We don't understand symplectic transformations well: for a lot of spaces, the one real source is something called Dehn twists. Let me describe these for 2D surfaces. (2D surfaces are symplectic if they have orientations: the surface of a ball or of an inner tube does, a Mobius strip does not.) Start with a closed curve without self-intersections - for instance, a circle around the thin part of an inner tube. Cut the surface open along it: the inner tube is now a long annulus, with two boundary components, each a circle. Twist each of the boundaries to the right by 180 degrees and glue the edges together again. You have got the same surface back! This transformation is a Dehn twist. Circles on surfaces are 1D-spheres, and in general, we can define Dehn twists analogously in higher dimensions, by using higher dimensional spheres inside symplectic manifolds - for instance, copies of the usual sphere (the surface of a ball) in four-dimensional symplectic manifolds.

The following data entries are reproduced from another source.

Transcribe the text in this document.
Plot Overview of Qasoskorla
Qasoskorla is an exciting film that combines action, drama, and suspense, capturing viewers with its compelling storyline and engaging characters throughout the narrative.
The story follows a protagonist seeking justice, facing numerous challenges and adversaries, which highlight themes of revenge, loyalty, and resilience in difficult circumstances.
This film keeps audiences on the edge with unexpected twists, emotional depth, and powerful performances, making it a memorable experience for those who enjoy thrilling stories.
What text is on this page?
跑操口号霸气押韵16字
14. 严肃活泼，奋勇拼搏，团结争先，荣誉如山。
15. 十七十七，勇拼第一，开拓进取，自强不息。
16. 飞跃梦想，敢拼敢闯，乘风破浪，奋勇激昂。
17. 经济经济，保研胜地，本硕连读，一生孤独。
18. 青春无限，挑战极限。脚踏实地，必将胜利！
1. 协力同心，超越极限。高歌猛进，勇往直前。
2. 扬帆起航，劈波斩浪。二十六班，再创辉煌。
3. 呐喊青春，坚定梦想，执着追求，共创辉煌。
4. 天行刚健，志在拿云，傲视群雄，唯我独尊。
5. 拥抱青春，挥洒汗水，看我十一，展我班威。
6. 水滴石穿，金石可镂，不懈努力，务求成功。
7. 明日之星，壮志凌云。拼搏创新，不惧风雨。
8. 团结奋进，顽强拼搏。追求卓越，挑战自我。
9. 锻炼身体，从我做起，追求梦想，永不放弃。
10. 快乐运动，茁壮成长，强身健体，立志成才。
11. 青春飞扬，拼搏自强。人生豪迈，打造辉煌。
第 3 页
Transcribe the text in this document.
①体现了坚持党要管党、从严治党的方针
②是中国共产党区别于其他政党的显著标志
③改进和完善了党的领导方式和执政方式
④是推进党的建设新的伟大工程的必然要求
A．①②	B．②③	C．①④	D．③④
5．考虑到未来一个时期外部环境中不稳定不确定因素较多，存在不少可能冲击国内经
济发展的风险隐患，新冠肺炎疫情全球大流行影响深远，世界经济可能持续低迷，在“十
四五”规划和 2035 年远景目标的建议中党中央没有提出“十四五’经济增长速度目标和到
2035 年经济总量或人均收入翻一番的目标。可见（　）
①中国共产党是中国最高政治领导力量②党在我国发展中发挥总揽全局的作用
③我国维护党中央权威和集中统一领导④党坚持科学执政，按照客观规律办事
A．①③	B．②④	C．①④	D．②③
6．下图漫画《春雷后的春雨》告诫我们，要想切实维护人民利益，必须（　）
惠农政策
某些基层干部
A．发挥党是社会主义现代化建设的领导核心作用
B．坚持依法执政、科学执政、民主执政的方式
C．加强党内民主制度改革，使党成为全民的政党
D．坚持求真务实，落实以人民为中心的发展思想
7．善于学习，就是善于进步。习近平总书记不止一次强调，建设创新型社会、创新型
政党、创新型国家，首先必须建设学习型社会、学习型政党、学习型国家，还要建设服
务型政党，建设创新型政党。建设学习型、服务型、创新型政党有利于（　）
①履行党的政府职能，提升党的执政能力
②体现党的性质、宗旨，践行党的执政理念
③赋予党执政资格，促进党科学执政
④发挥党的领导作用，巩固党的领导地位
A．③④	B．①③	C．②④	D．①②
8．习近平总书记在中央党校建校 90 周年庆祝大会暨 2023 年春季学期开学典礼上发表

In 2D, all transformations can be decomposed into sequences of twists. A major goal of the project is to show that the higher-dimensional situation can be radically different, by constructing large families of new examples of transformations, inspired by mirror symmetry. These translate to a different sort of transformation in the world of algebraic geometry, where we propose to settle questions of independent interest.

A long-term goal is to compare dynamical properties of transformations of surfaces with the ones in higher dimensions. For instance, Dehn twists on surfaces have linear dynamics: the number of fixed points grows linearly with iteration. However, a generic surface transformation, called a pseudo-Anosov map, has exponential dynamics. For large families of examples, we will study the possible growth-rates of fixed points of transformations, and whether there is a generic behaviour.

Many of the objects that will be studied in the project arise naturally in singularity theory, a field tied to the parts of mathematics that explain discontinuities and abrupt changes - for instance, the cuspy caustic curve that appears when light shines through water. We also propose to use ideas from symplectic geometry to study classical structural questions about spaces of deformations of generalised caustics.

Lots of other geometric structures enter the project too: for instance, braid groups, which are mathematical formalisations of the braids you can make with hair or ribbons; and Coxeter groups, which are transformations of space generalising the ones you can obtain from reflections in configurations of (physical, light-reflecting) mirrors.